Após meio século marcado por uma criatividade extravagante e um espírito transgressor no mundo da moda, o estilista francês Jean Paul Gaultier se despediu das passarelas nesta quarta-feira (22), cercado por suas musas, como Rossy de Palma e Mylene Farmer.
Gaultier antecipou que o desfile seria uma grande festa com “muitos amigos”, e não decepcionou. No elegante teatro musical de Châtelet, com orquestra e cantores ao vivo, o antes “enfant terrible” da moda apresentou mais de 200 looks em um ambiente de euforia, com modelos sorridentes e exageradas, além de um público que aplaudiu com entusiasmo por mais de uma hora.

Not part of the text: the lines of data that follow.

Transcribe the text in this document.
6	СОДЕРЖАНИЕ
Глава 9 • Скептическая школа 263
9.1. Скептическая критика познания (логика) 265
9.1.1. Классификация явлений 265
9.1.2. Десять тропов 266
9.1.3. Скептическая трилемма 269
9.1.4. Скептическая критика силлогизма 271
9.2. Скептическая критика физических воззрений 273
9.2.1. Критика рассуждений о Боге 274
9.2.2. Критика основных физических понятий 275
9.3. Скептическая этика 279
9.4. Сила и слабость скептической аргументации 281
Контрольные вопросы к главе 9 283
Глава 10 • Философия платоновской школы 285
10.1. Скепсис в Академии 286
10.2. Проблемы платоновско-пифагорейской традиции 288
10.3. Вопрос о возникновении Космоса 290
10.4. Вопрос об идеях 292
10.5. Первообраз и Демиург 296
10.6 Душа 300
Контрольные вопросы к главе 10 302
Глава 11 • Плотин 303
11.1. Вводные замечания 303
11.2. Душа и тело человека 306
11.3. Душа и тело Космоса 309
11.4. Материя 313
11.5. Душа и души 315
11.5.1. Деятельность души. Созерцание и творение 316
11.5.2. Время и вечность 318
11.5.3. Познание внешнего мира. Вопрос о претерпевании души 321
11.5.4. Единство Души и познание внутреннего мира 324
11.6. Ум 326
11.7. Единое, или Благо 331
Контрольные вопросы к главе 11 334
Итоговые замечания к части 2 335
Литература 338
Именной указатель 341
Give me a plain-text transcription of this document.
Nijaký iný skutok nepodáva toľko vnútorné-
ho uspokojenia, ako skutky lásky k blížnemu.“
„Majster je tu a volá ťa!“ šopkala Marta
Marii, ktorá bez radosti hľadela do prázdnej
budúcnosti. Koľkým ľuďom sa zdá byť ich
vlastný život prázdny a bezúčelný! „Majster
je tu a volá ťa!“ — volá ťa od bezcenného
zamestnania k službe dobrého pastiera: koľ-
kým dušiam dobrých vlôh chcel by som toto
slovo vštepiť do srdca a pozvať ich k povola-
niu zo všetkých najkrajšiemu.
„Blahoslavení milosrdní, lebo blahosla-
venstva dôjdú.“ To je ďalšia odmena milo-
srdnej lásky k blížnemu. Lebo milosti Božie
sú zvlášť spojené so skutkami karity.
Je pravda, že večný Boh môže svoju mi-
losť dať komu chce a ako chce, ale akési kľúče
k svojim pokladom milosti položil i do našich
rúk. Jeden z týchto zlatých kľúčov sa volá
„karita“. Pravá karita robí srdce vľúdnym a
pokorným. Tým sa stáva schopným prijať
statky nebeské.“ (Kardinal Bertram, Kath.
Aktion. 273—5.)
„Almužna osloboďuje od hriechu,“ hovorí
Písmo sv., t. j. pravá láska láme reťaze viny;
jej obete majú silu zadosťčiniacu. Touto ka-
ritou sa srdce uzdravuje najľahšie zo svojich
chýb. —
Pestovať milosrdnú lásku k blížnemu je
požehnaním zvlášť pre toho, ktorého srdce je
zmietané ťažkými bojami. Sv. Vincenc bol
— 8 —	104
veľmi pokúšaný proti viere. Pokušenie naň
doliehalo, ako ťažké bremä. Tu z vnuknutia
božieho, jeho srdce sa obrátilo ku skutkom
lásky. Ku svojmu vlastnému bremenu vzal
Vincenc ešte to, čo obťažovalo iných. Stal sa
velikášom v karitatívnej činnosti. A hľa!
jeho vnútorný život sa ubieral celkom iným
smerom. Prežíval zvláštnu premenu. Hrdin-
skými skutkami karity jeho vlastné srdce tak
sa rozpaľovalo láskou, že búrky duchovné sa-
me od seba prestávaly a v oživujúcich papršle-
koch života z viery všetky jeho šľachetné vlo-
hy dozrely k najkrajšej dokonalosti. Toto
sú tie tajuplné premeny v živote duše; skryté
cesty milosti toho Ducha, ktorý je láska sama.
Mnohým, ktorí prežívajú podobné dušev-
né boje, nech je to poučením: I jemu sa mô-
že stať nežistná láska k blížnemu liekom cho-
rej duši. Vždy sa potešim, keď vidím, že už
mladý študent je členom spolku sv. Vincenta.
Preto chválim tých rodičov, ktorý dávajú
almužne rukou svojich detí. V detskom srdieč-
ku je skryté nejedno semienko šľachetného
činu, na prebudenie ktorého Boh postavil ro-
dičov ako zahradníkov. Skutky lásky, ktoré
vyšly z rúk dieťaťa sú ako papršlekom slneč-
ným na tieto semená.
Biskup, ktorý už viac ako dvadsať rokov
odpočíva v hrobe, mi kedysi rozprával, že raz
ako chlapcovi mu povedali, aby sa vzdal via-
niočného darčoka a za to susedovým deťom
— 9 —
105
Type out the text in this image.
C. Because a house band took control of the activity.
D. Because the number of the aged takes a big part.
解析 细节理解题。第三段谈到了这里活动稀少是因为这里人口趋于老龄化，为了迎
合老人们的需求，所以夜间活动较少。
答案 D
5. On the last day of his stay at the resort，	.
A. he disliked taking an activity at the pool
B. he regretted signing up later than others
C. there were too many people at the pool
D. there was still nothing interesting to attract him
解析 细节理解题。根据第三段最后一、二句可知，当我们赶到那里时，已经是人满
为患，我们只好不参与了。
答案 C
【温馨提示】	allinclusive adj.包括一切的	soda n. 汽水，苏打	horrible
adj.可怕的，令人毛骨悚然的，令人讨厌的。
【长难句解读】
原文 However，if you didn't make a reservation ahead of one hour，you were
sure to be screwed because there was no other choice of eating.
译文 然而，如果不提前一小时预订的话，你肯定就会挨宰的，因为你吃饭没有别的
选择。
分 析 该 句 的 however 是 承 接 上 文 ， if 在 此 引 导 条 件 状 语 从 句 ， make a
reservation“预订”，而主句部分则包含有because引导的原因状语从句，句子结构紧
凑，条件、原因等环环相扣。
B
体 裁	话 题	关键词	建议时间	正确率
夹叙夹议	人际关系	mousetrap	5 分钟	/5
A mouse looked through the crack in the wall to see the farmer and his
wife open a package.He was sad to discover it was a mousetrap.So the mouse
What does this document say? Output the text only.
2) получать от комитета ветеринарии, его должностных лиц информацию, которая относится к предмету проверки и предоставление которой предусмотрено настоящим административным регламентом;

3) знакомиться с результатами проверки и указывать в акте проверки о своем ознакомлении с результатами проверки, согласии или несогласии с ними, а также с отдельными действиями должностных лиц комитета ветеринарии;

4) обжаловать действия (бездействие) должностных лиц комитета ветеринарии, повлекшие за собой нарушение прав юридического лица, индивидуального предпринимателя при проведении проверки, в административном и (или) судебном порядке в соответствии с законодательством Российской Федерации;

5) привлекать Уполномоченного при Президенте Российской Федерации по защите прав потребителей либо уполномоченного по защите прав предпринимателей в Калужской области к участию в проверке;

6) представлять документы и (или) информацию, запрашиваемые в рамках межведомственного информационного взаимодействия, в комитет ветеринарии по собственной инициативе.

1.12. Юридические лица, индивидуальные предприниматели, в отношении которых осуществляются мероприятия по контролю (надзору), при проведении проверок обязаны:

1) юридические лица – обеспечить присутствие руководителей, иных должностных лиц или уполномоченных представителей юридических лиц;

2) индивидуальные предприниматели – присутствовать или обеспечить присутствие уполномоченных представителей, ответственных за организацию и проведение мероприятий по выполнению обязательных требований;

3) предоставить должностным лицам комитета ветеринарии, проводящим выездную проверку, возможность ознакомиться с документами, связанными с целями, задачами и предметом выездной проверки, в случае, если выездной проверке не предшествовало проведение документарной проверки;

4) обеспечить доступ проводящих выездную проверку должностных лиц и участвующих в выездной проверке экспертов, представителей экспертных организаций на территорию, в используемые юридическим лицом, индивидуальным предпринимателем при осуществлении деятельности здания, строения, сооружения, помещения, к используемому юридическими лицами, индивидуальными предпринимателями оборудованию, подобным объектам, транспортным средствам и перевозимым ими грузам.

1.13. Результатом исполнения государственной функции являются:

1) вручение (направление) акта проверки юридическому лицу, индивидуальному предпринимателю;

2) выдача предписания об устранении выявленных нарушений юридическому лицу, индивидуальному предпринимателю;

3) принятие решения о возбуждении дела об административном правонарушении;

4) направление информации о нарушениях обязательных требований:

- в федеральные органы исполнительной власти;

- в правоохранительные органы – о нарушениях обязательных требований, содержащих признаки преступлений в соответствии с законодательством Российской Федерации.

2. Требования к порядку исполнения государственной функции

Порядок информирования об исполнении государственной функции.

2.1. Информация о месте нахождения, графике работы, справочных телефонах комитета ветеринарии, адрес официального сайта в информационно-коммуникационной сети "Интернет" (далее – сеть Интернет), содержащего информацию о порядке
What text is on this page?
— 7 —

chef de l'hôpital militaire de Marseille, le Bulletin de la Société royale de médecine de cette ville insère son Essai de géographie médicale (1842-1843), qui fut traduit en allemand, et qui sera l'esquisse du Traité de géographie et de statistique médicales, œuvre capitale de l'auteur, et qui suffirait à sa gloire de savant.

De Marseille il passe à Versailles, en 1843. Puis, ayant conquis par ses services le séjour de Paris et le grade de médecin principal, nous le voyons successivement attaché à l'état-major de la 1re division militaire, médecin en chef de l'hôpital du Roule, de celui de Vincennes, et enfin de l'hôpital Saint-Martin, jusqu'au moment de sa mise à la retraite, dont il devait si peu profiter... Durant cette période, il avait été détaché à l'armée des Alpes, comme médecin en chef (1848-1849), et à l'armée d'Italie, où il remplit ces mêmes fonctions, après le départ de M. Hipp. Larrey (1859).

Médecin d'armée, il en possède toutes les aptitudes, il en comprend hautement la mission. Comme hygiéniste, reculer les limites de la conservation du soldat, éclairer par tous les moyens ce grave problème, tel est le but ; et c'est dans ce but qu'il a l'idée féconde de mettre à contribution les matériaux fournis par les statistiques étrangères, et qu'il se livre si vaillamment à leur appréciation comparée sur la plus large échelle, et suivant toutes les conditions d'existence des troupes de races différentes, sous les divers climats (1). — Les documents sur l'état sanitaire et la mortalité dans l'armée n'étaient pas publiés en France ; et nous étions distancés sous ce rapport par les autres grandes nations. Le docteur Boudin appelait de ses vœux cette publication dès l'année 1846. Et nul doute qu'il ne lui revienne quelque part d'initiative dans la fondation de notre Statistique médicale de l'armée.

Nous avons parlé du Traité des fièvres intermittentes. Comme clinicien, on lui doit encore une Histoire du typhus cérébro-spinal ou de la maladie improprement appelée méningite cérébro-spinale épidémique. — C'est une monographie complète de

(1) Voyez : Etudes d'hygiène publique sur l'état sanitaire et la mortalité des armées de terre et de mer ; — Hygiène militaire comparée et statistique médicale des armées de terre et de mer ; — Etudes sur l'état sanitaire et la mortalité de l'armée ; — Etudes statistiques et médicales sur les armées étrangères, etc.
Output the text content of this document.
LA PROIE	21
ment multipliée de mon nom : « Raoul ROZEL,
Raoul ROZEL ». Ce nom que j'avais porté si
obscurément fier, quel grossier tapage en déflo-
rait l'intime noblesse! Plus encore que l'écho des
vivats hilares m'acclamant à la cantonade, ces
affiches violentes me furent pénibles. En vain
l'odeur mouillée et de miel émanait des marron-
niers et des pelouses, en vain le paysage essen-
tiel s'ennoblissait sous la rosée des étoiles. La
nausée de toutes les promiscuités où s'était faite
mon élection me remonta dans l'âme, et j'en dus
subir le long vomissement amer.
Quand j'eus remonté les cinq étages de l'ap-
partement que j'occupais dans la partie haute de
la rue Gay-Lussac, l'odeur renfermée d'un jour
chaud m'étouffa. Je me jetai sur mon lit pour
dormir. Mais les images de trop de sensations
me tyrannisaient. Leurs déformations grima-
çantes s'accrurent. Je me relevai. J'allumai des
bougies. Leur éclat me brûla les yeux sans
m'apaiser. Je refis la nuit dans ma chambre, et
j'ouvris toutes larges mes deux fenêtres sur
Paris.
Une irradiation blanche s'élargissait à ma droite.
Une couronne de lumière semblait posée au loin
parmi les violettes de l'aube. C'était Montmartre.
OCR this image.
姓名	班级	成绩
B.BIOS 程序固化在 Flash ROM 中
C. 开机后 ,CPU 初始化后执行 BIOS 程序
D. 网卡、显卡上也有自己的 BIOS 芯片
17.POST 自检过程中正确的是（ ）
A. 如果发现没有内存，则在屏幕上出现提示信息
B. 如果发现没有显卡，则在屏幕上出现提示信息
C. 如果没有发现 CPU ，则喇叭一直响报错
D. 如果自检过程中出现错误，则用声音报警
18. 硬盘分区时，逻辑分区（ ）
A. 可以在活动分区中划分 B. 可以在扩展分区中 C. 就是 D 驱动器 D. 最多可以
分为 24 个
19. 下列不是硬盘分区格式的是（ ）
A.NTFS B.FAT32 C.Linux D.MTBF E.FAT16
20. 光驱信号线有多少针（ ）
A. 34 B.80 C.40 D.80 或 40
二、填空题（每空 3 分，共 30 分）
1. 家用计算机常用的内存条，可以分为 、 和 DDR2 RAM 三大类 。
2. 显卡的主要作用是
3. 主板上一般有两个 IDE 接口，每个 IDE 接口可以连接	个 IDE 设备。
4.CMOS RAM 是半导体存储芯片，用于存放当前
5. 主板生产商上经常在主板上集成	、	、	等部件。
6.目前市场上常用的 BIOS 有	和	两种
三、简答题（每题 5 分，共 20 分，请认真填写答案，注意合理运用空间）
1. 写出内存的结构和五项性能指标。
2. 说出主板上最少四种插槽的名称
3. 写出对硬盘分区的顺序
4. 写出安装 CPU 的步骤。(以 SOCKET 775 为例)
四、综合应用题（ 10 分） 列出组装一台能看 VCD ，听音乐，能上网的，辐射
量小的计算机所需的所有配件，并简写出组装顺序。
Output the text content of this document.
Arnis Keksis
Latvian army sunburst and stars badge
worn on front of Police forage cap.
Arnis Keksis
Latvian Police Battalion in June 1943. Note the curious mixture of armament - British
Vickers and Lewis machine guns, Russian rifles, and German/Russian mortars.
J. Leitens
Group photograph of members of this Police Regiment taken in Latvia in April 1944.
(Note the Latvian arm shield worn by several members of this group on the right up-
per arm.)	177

O estilista, de 67 anos, anunciou na última sexta-feira, de surpresa, que esse seria seu último desfile, mas garantiu que sua marca, propriedade do grupo espanhol Puig, continuaria com um projeto que seria anunciado brevemente e do qual é um “instigador”.
“A moda tem que mudar”
“Acredito que a moda tem que mudar. Há muitas roupas, roupas que não servem para nada. Não joguem fora, reciclem”, diz Gaultier em nota distribuída entre o público, explicando pelo menos de forma parcial sua decisão de colocar ponto final em seus desfiles.
“Essa noite, verão minha primeira coleção de alta costura “upcycling”; abri as gavetas”, disse citando a técnica que consiste em utilizar peças antigas e dar nova vida à elas.
Antes de Rossy de Palma, Mylene Farmer e as irmãs Bella e Gigi Hadid desembarcarem na passarela usando as últimas criações com base de jeans, cintos de couro, seda e tule, o desfile começou com a representação de um funeral, com modelos em looks pretos totalmente estáticas.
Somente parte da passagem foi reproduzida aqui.